As you know, women have traditionally kept up with their family units’ places of residence and children while their husbands or otherwise live-in male counterparts have been responsible for generating income. Although this role has been long associated with women, likely throughout the bulk of human history, recent research suggests that women are better off mentally when they undertake paying jobs for large portions of their lives.
A study that was presented today, Tuesday, July 16, 2019, by Elizabeth Rose Mayeda, an assistant professor of epidemiology at the Fielding School of Public Health at the University of California at Los Angeles, at the Alzheimer’s Association International Conference there in Los Angeles found that women who hold traditional, paid jobs are less likely to suffer from memory loss in their later years.
Put simply, the reasons why paid work is thought to help women’s brains stay stronger for longer than their non-working counterparts is because it stimulates their minds, offers uplifting financial advantages, and creates social bonds and interactions that are necessary for being mentally healthy.
This research is particularly important because there isn’t a large body of research surrounding Alzheimer’s disease, at least not yet.

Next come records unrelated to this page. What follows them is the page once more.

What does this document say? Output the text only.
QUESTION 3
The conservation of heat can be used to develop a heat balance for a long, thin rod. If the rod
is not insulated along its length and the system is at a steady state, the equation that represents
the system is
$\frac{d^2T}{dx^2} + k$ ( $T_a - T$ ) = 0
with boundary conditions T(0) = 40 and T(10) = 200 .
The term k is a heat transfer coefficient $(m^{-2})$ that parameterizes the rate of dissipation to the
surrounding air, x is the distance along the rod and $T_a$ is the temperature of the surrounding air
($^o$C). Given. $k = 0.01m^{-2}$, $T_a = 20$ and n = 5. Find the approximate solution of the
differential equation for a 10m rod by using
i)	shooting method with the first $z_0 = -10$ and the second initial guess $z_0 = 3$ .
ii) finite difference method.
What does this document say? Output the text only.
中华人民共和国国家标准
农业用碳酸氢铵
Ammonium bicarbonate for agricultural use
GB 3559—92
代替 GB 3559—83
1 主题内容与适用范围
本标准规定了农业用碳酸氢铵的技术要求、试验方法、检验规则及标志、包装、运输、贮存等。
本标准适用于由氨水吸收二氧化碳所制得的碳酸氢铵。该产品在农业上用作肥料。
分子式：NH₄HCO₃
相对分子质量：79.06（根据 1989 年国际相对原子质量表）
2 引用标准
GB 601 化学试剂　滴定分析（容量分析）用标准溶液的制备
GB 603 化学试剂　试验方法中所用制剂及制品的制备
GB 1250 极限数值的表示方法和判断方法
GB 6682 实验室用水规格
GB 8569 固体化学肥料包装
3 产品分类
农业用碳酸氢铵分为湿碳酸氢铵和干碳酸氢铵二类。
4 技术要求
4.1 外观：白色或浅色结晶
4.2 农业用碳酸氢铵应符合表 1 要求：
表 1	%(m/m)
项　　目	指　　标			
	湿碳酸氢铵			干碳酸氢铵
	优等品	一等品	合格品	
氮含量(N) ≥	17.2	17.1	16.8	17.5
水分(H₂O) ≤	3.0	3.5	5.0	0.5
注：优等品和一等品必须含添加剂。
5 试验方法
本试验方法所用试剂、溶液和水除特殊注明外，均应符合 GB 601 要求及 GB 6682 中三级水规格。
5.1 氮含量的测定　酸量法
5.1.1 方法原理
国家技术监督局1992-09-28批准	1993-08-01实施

We don’t know how to cure or prevent Alzheimer’s, which is why such research is so great for society.
Research does make clear that, in order to largely prevent Alzheimer’s disease form taking hold, society might need to lean on more than medication and other forms of intervention the are popular in the modern world of medicine. Of all people suffering from Alzheimer’s disease who live in the United States, roughly two-thirds of them are women.
Rayeda’s insightful research, although she and her team members believe that the research will pass peer review on its first go around, is only in a preliminary stage, meaning it hasn’t yet been submitted to or published by a trusted, independent, peer-reviewed academic or medical journal. Despite this, the Director of Scientific Engagement for the Alzheimer’s Association, Rebecca Edelmayer, is one of many experts who believes that working is important for good health, having recently stated, “Work in mid-life may actually be protective.”
The study consisted of looking at the histories of some 6,000 women’s employment and families, all of whom were born between 1935 and 1956. These two types of data were collected from their birth through the age of 50.
To see how their cognitions were doing, they were assessed as such from 1995 to 2016.